Julie Cheung gets practical in her article, Great Tips To Save Money During The Pandemic. I've got to say that some of her suggestions are right down obvious, but for those who have been so caught up in the pre-pandemic maelstrom, they may not have crossed your mind.

"Polish Up on Your Cooking Skills" means eat-in and save money.

"Sell Your Old Smart Gadgets" is an innovative one you might not have thought of, but Cheung writes, "it’s an excellent time to trade your old gadgets to some cash and upgrade to a new one. You’ll probably find lots of deals from which to choose.
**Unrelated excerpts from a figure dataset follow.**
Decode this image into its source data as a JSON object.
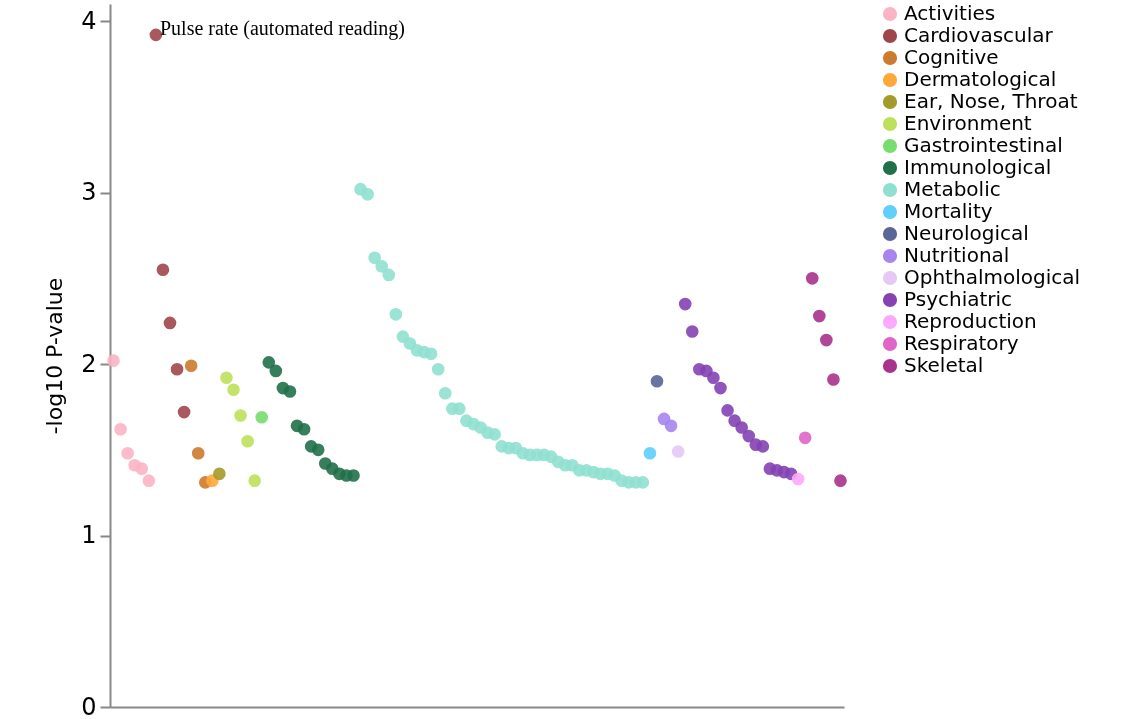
{
  "chart_data": {
    "type": "scatter",
    "ylabel": "-log10 P-value",
    "ylim": [
      0,
      4.1
    ],
    "yticks": [
      0,
      1,
      2,
      3,
      4
    ],
    "tick_labels": "y",
    "legend": "top right",
    "marker": "circle",
    "annotations": [
      "Pulse rate (automated reading)"
    ],
    "categories": [
      null,
      null,
      null,
      null,
      null,
      null,
      null,
      null,
      null,
      null,
      null,
      null,
      null,
      null,
      null,
      null,
      null,
      null,
      null,
      null,
      null,
      null,
      null,
      null,
      null,
      null,
      null,
      null,
      null,
      null,
      null,
      null,
      null,
      null,
      null,
      null,
      null,
      null,
      null,
      null,
      null,
      null,
      null,
      null,
      null,
      null,
      null,
      null,
      null,
      null,
      null,
      null,
      null,
      null,
      null,
      null,
      null,
      null,
      null,
      null,
      null,
      null,
      null,
      null,
      null,
      null,
      null,
      null,
      null,
      null,
      null,
      null,
      null,
      null,
      null,
      null,
      null,
      null,
      null,
      null,
      null,
      null,
      null,
      null,
      null,
      null,
      null,
      null,
      null,
      null,
      null,
      null,
      null,
      null,
      null,
      null,
      null,
      null,
      null,
      null,
      null,
      null,
      null,
      null
    ],
    "series": [
      {
        "name": "Activities",
        "color": "#fbb4c4",
        "values": [
          2.02,
          1.62,
          1.48,
          1.41,
          1.39,
          1.32,
          null,
          null,
          null,
          null,
          null,
          null,
          null,
          null,
          null,
          null,
          null,
          null,
          null,
          null,
          null,
          null,
          null,
          null,
          null,
          null,
          null,
          null,
          null,
          null,
          null,
          null,
          null,
          null,
          null,
          null,
          null,
          null,
          null,
          null,
          null,
          null,
          null,
          null,
          null,
          null,
          null,
          null,
          null,
          null,
          null,
          null,
          null,
          null,
          null,
          null,
          null,
          null,
          null,
          null,
          null,
          null,
          null,
          null,
          null,
          null,
          null,
          null,
          null,
          null,
          null,
          null,
          null,
          null,
          null,
          null,
          null,
          null,
          null,
          null,
          null,
          null,
          null,
          null,
          null,
          null,
          null,
          null,
          null,
          null,
          null,
          null,
          null,
          null,
          null,
          null,
          null,
          null,
          null,
          null,
          null,
          null,
          null,
          null
        ]
      },
      {
        "name": "Cardiovascular",
        "color": "#a0464b",
        "values": [
          null,
          null,
          null,
          null,
          null,
          null,
          3.92,
          2.55,
          2.24,
          1.97,
          1.72,
          null,
          null,
          null,
          null,
          null,
          null,
          null,
          null,
          null,
          null,
          null,
          null,
          null,
          null,
          null,
          null,
          null,
          null,
          null,
          null,
          null,
          null,
          null,
          null,
          null,
          null,
          null,
          null,
          null,
          null,
          null,
          null,
          null,
          null,
          null,
          null,
          null,
          null,
          null,
          null,
          null,
          null,
          null,
          null,
          null,
          null,
          null,
          null,
          null,
          null,
          null,
          null,
          null,
          null,
          null,
          null,
          null,
          null,
          null,
          null,
          null,
          null,
          null,
          null,
          null,
          null,
          null,
          null,
          null,
          null,
          null,
          null,
          null,
          null,
          null,
          null,
          null,
          null,
          null,
          null,
          null,
          null,
          null,
          null,
          null,
          null,
          null,
          null,
          null,
          null,
          null,
          null,
          null
        ]
      },
      {
        "name": "Cognitive",
        "color": "#cc7a2e",
        "values": [
          null,
          null,
          null,
          null,
          null,
          null,
          null,
          null,
          null,
          null,
          null,
          1.99,
          1.48,
          1.31,
          null,
          null,
          null,
          null,
          null,
          null,
          null,
          null,
          null,
          null,
          null,
          null,
          null,
          null,
          null,
          null,
          null,
          null,
          null,
          null,
          null,
          null,
          null,
          null,
          null,
          null,
          null,
          null,
          null,
          null,
          null,
          null,
          null,
          null,
          null,
          null,
          null,
          null,
          null,
          null,
          null,
          null,
          null,
          null,
          null,
          null,
          null,
          null,
          null,
          null,
          null,
          null,
          null,
          null,
          null,
          null,
          null,
          null,
          null,
          null,
          null,
          null,
          null,
          null,
          null,
          null,
          null,
          null,
          null,
          null,
          null,
          null,
          null,
          null,
          null,
          null,
          null,
          null,
          null,
          null,
          null,
          null,
          null,
          null,
          null,
          null,
          null,
          null,
          null,
          null
        ]
      },
      {
        "name": "Dermatological",
        "color": "#ffa83a",
        "values": [
          null,
          null,
          null,
          null,
          null,
          null,
          null,
          null,
          null,
          null,
          null,
          null,
          null,
          null,
          1.32,
          null,
          null,
          null,
          null,
          null,
          null,
          null,
          null,
          null,
          null,
          null,
          null,
          null,
          null,
          null,
          null,
          null,
          null,
          null,
          null,
          null,
          null,
          null,
          null,
          null,
          null,
          null,
          null,
          null,
          null,
          null,
          null,
          null,
          null,
          null,
          null,
          null,
          null,
          null,
          null,
          null,
          null,
          null,
          null,
          null,
          null,
          null,
          null,
          null,
          null,
          null,
          null,
          null,
          null,
          null,
          null,
          null,
          null,
          null,
          null,
          null,
          null,
          null,
          null,
          null,
          null,
          null,
          null,
          null,
          null,
          null,
          null,
          null,
          null,
          null,
          null,
          null,
          null,
          null,
          null,
          null,
          null,
          null,
          null,
          null,
          null,
          null,
          null,
          null
        ]
      },
      {
        "name": "Ear, Nose, Throat",
        "color": "#a39a29",
        "values": [
          null,
          null,
          null,
          null,
          null,
          null,
          null,
          null,
          null,
          null,
          null,
          null,
          null,
          null,
          null,
          1.36,
          null,
          null,
          null,
          null,
          null,
          null,
          null,
          null,
          null,
          null,
          null,
          null,
          null,
          null,
          null,
          null,
          null,
          null,
          null,
          null,
          null,
          null,
          null,
          null,
          null,
          null,
          null,
          null,
          null,
          null,
          null,
          null,
          null,
          null,
          null,
          null,
          null,
          null,
          null,
          null,
          null,
          null,
          null,
          null,
          null,
          null,
          null,
          null,
          null,
          null,
          null,
          null,
          null,
          null,
          null,
          null,
          null,
          null,
          null,
          null,
          null,
          null,
          null,
          null,
          null,
          null,
          null,
          null,
          null,
          null,
          null,
          null,
          null,
          null,
          null,
          null,
          null,
          null,
          null,
          null,
          null,
          null,
          null,
          null,
          null,
          null,
          null,
          null
        ]
      },
      {
        "name": "Environment",
        "color": "#bde05a",
        "values": [
          null,
          null,
          null,
          null,
          null,
          null,
          null,
          null,
          null,
          null,
          null,
          null,
          null,
          null,
          null,
          null,
          1.92,
          1.85,
          1.7,
          1.55,
          1.32,
          null,
          null,
          null,
          null,
          null,
          null,
          null,
          null,
          null,
          null,
          null,
          null,
          null,
          null,
          null,
          null,
          null,
          null,
          null,
          null,
          null,
          null,
          null,
          null,
          null,
          null,
          null,
          null,
          null,
          null,
          null,
          null,
          null,
          null,
          null,
          null,
          null,
          null,
          null,
          null,
          null,
          null,
          null,
          null,
          null,
          null,
          null,
          null,
          null,
          null,
          null,
          null,
          null,
          null,
          null,
          null,
          null,
          null,
          null,
          null,
          null,
          null,
          null,
          null,
          null,
          null,
          null,
          null,
          null,
          null,
          null,
          null,
          null,
          null,
          null,
          null,
          null,
          null,
          null,
          null,
          null,
          null,
          null
        ]
      },
      {
        "name": "Gastrointestinal",
        "color": "#77dd6e",
        "values": [
          null,
          null,
          null,
          null,
          null,
          null,
          null,
          null,
          null,
          null,
          null,
          null,
          null,
          null,
          null,
          null,
          null,
          null,
          null,
          null,
          null,
          1.69,
          null,
          null,
          null,
          null,
          null,
          null,
          null,
          null,
          null,
          null,
          null,
          null,
          null,
          null,
          null,
          null,
          null,
          null,
          null,
          null,
          null,
          null,
          null,
          null,
          null,
          null,
          null,
          null,
          null,
          null,
          null,
          null,
          null,
          null,
          null,
          null,
          null,
          null,
          null,
          null,
          null,
          null,
          null,
          null,
          null,
          null,
          null,
          null,
          null,
          null,
          null,
          null,
          null,
          null,
          null,
          null,
          null,
          null,
          null,
          null,
          null,
          null,
          null,
          null,
          null,
          null,
          null,
          null,
          null,
          null,
          null,
          null,
          null,
          null,
          null,
          null,
          null,
          null,
          null,
          null,
          null,
          null
        ]
      },
      {
        "name": "Immunological",
        "color": "#21704a",
        "values": [
          null,
          null,
          null,
          null,
          null,
          null,
          null,
          null,
          null,
          null,
          null,
          null,
          null,
          null,
          null,
          null,
          null,
          null,
          null,
          null,
          null,
          null,
          2.01,
          1.96,
          1.86,
          1.84,
          1.64,
          1.62,
          1.52,
          1.5,
          1.42,
          1.39,
          1.36,
          1.35,
          1.35,
          null,
          null,
          null,
          null,
          null,
          null,
          null,
          null,
          null,
          null,
          null,
          null,
          null,
          null,
          null,
          null,
          null,
          null,
          null,
          null,
          null,
          null,
          null,
          null,
          null,
          null,
          null,
          null,
          null,
          null,
          null,
          null,
          null,
          null,
          null,
          null,
          null,
          null,
          null,
          null,
          null,
          null,
          null,
          null,
          null,
          null,
          null,
          null,
          null,
          null,
          null,
          null,
          null,
          null,
          null,
          null,
          null,
          null,
          null,
          null,
          null,
          null,
          null,
          null,
          null,
          null,
          null,
          null,
          null
        ]
      },
      {
        "name": "Metabolic",
        "color": "#8fe0d0",
        "values": [
          null,
          null,
          null,
          null,
          null,
          null,
          null,
          null,
          null,
          null,
          null,
          null,
          null,
          null,
          null,
          null,
          null,
          null,
          null,
          null,
          null,
          null,
          null,
          null,
          null,
          null,
          null,
          null,
          null,
          null,
          null,
          null,
          null,
          null,
          null,
          3.02,
          2.99,
          2.62,
          2.57,
          2.52,
          2.29,
          2.16,
          2.12,
          2.08,
          2.07,
          2.06,
          1.97,
          1.83,
          1.74,
          1.74,
          1.67,
          1.65,
          1.63,
          1.6,
          1.59,
          1.52,
          1.51,
          1.51,
          1.48,
          1.47,
          1.47,
          1.47,
          1.46,
          1.43,
          1.41,
          1.41,
          1.38,
          1.38,
          1.37,
          1.36,
          1.36,
          1.35,
          1.32,
          1.31,
          1.31,
          1.31,
          null,
          null,
          null,
          null,
          null,
          null,
          null,
          null,
          null,
          null,
          null,
          null,
          null,
          null,
          null,
          null,
          null,
          null,
          null,
          null,
          null,
          null,
          null,
          null,
          null,
          null,
          null,
          null
        ]
      },
      {
        "name": "Mortality",
        "color": "#5fcffc",
        "values": [
          null,
          null,
          null,
          null,
          null,
          null,
          null,
          null,
          null,
          null,
          null,
          null,
          null,
          null,
          null,
          null,
          null,
          null,
          null,
          null,
          null,
          null,
          null,
          null,
          null,
          null,
          null,
          null,
          null,
          null,
          null,
          null,
          null,
          null,
          null,
          null,
          null,
          null,
          null,
          null,
          null,
          null,
          null,
          null,
          null,
          null,
          null,
          null,
          null,
          null,
          null,
          null,
          null,
          null,
          null,
          null,
          null,
          null,
          null,
          null,
          null,
          null,
          null,
          null,
          null,
          null,
          null,
          null,
          null,
          null,
          null,
          null,
          null,
          null,
          null,
          null,
          1.48,
          null,
          null,
          null,
          null,
          null,
          null,
          null,
          null,
          null,
          null,
          null,
          null,
          null,
          null,
          null,
          null,
          null,
          null,
          null,
          null,
          null,
          null,
          null,
          null,
          null,
          null,
          null
        ]
      },
      {
        "name": "Neurological",
        "color": "#5a6598",
        "values": [
          null,
          null,
          null,
          null,
          null,
          null,
          null,
          null,
          null,
          null,
          null,
          null,
          null,
          null,
          null,
          null,
          null,
          null,
          null,
          null,
          null,
          null,
          null,
          null,
          null,
          null,
          null,
          null,
          null,
          null,
          null,
          null,
          null,
          null,
          null,
          null,
          null,
          null,
          null,
          null,
          null,
          null,
          null,
          null,
          null,
          null,
          null,
          null,
          null,
          null,
          null,
          null,
          null,
          null,
          null,
          null,
          null,
          null,
          null,
          null,
          null,
          null,
          null,
          null,
          null,
          null,
          null,
          null,
          null,
          null,
          null,
          null,
          null,
          null,
          null,
          null,
          null,
          1.9,
          null,
          null,
          null,
          null,
          null,
          null,
          null,
          null,
          null,
          null,
          null,
          null,
          null,
          null,
          null,
          null,
          null,
          null,
          null,
          null,
          null,
          null,
          null,
          null,
          null,
          null
        ]
      },
      {
        "name": "Nutritional",
        "color": "#a685ee",
        "values": [
          null,
          null,
          null,
          null,
          null,
          null,
          null,
          null,
          null,
          null,
          null,
          null,
          null,
          null,
          null,
          null,
          null,
          null,
          null,
          null,
          null,
          null,
          null,
          null,
          null,
          null,
          null,
          null,
          null,
          null,
          null,
          null,
          null,
          null,
          null,
          null,
          null,
          null,
          null,
          null,
          null,
          null,
          null,
          null,
          null,
          null,
          null,
          null,
          null,
          null,
          null,
          null,
          null,
          null,
          null,
          null,
          null,
          null,
          null,
          null,
          null,
          null,
          null,
          null,
          null,
          null,
          null,
          null,
          null,
          null,
          null,
          null,
          null,
          null,
          null,
          null,
          null,
          null,
          1.68,
          1.64,
          null,
          null,
          null,
          null,
          null,
          null,
          null,
          null,
          null,
          null,
          null,
          null,
          null,
          null,
          null,
          null,
          null,
          null,
          null,
          null,
          null,
          null,
          null,
          null
        ]
      },
      {
        "name": "Ophthalmological",
        "color": "#e6c8f6",
        "values": [
          null,
          null,
          null,
          null,
          null,
          null,
          null,
          null,
          null,
          null,
          null,
          null,
          null,
          null,
          null,
          null,
          null,
          null,
          null,
          null,
          null,
          null,
          null,
          null,
          null,
          null,
          null,
          null,
          null,
          null,
          null,
          null,
          null,
          null,
          null,
          null,
          null,
          null,
          null,
          null,
          null,
          null,
          null,
          null,
          null,
          null,
          null,
          null,
          null,
          null,
          null,
          null,
          null,
          null,
          null,
          null,
          null,
          null,
          null,
          null,
          null,
          null,
          null,
          null,
          null,
          null,
          null,
          null,
          null,
          null,
          null,
          null,
          null,
          null,
          null,
          null,
          null,
          null,
          null,
          null,
          1.49,
          null,
          null,
          null,
          null,
          null,
          null,
          null,
          null,
          null,
          null,
          null,
          null,
          null,
          null,
          null,
          null,
          null,
          null,
          null,
          null,
          null,
          null,
          null
        ]
      },
      {
        "name": "Psychiatric",
        "color": "#8442b3",
        "values": [
          null,
          null,
          null,
          null,
          null,
          null,
          null,
          null,
          null,
          null,
          null,
          null,
          null,
          null,
          null,
          null,
          null,
          null,
          null,
          null,
          null,
          null,
          null,
          null,
          null,
          null,
          null,
          null,
          null,
          null,
          null,
          null,
          null,
          null,
          null,
          null,
          null,
          null,
          null,
          null,
          null,
          null,
          null,
          null,
          null,
          null,
          null,
          null,
          null,
          null,
          null,
          null,
          null,
          null,
          null,
          null,
          null,
          null,
          null,
          null,
          null,
          null,
          null,
          null,
          null,
          null,
          null,
          null,
          null,
          null,
          null,
          null,
          null,
          null,
          null,
          null,
          null,
          null,
          null,
          null,
          null,
          2.35,
          2.19,
          1.97,
          1.96,
          1.92,
          1.86,
          1.73,
          1.67,
          1.63,
          1.58,
          1.53,
          1.52,
          1.39,
          1.38,
          1.37,
          1.36,
          null,
          null,
          null,
          null,
          null,
          null,
          null
        ]
      },
      {
        "name": "Reproduction",
        "color": "#fca8fc",
        "values": [
          null,
          null,
          null,
          null,
          null,
          null,
          null,
          null,
          null,
          null,
          null,
          null,
          null,
          null,
          null,
          null,
          null,
          null,
          null,
          null,
          null,
          null,
          null,
          null,
          null,
          null,
          null,
          null,
          null,
          null,
          null,
          null,
          null,
          null,
          null,
          null,
          null,
          null,
          null,
          null,
          null,
          null,
          null,
          null,
          null,
          null,
          null,
          null,
          null,
          null,
          null,
          null,
          null,
          null,
          null,
          null,
          null,
          null,
          null,
          null,
          null,
          null,
          null,
          null,
          null,
          null,
          null,
          null,
          null,
          null,
          null,
          null,
          null,
          null,
          null,
          null,
          null,
          null,
          null,
          null,
          null,
          null,
          null,
          null,
          null,
          null,
          null,
          null,
          null,
          null,
          null,
          null,
          null,
          null,
          null,
          null,
          null,
          1.33,
          null,
          null,
          null,
          null,
          null,
          null
        ]
      },
      {
        "name": "Respiratory",
        "color": "#e065c9",
        "values": [
          null,
          null,
          null,
          null,
          null,
          null,
          null,
          null,
          null,
          null,
          null,
          null,
          null,
          null,
          null,
          null,
          null,
          null,
          null,
          null,
          null,
          null,
          null,
          null,
          null,
          null,
          null,
          null,
          null,
          null,
          null,
          null,
          null,
          null,
          null,
          null,
          null,
          null,
          null,
          null,
          null,
          null,
          null,
          null,
          null,
          null,
          null,
          null,
          null,
          null,
          null,
          null,
          null,
          null,
          null,
          null,
          null,
          null,
          null,
          null,
          null,
          null,
          null,
          null,
          null,
          null,
          null,
          null,
          null,
          null,
          null,
          null,
          null,
          null,
          null,
          null,
          null,
          null,
          null,
          null,
          null,
          null,
          null,
          null,
          null,
          null,
          null,
          null,
          null,
          null,
          null,
          null,
          null,
          null,
          null,
          null,
          null,
          null,
          1.57,
          null,
          null,
          null,
          null,
          null
        ]
      },
      {
        "name": "Skeletal",
        "color": "#a8328c",
        "values": [
          null,
          null,
          null,
          null,
          null,
          null,
          null,
          null,
          null,
          null,
          null,
          null,
          null,
          null,
          null,
          null,
          null,
          null,
          null,
          null,
          null,
          null,
          null,
          null,
          null,
          null,
          null,
          null,
          null,
          null,
          null,
          null,
          null,
          null,
          null,
          null,
          null,
          null,
          null,
          null,
          null,
          null,
          null,
          null,
          null,
          null,
          null,
          null,
          null,
          null,
          null,
          null,
          null,
          null,
          null,
          null,
          null,
          null,
          null,
          null,
          null,
          null,
          null,
          null,
          null,
          null,
          null,
          null,
          null,
          null,
          null,
          null,
          null,
          null,
          null,
          null,
          null,
          null,
          null,
          null,
          null,
          null,
          null,
          null,
          null,
          null,
          null,
          null,
          null,
          null,
          null,
          null,
          null,
          null,
          null,
          null,
          null,
          null,
          null,
          2.5,
          2.28,
          2.14,
          1.91,
          1.32
        ]
      }
    ]
  }
}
The time to buy probably won’t get any better than it is now."

"Start a Garden" means save money by "growing your own". Okay, this one is a little "Pollyanna (ish)". But growing some herbs in pots on the windowsill, will make you feel good (provided they don't die).

"Get Published". In the digital economy people have been known to pay for information or advice online, be it good or bad. I'm not sure about this suggestion but Finance Girl says if you're good, you can generate passive income. "Sites like Amazon’s Kindle Direct Publishing will walk you through the formatting process."

"Save Your Pocket Change". If your grandmother didn't teach you this one, now is certainly the time to learn. "Make it a point to check your wallet or pockets for extra coins. You’ll be surprised how much you can save."

 As Cheung notes,"The pandemic has hit all of us hard and in many unexpected ways. However, that doesn’t mean we can’t make the best out of the situation and save some money. You may find that you’re better off without some of the things you used to do before." You get the idea.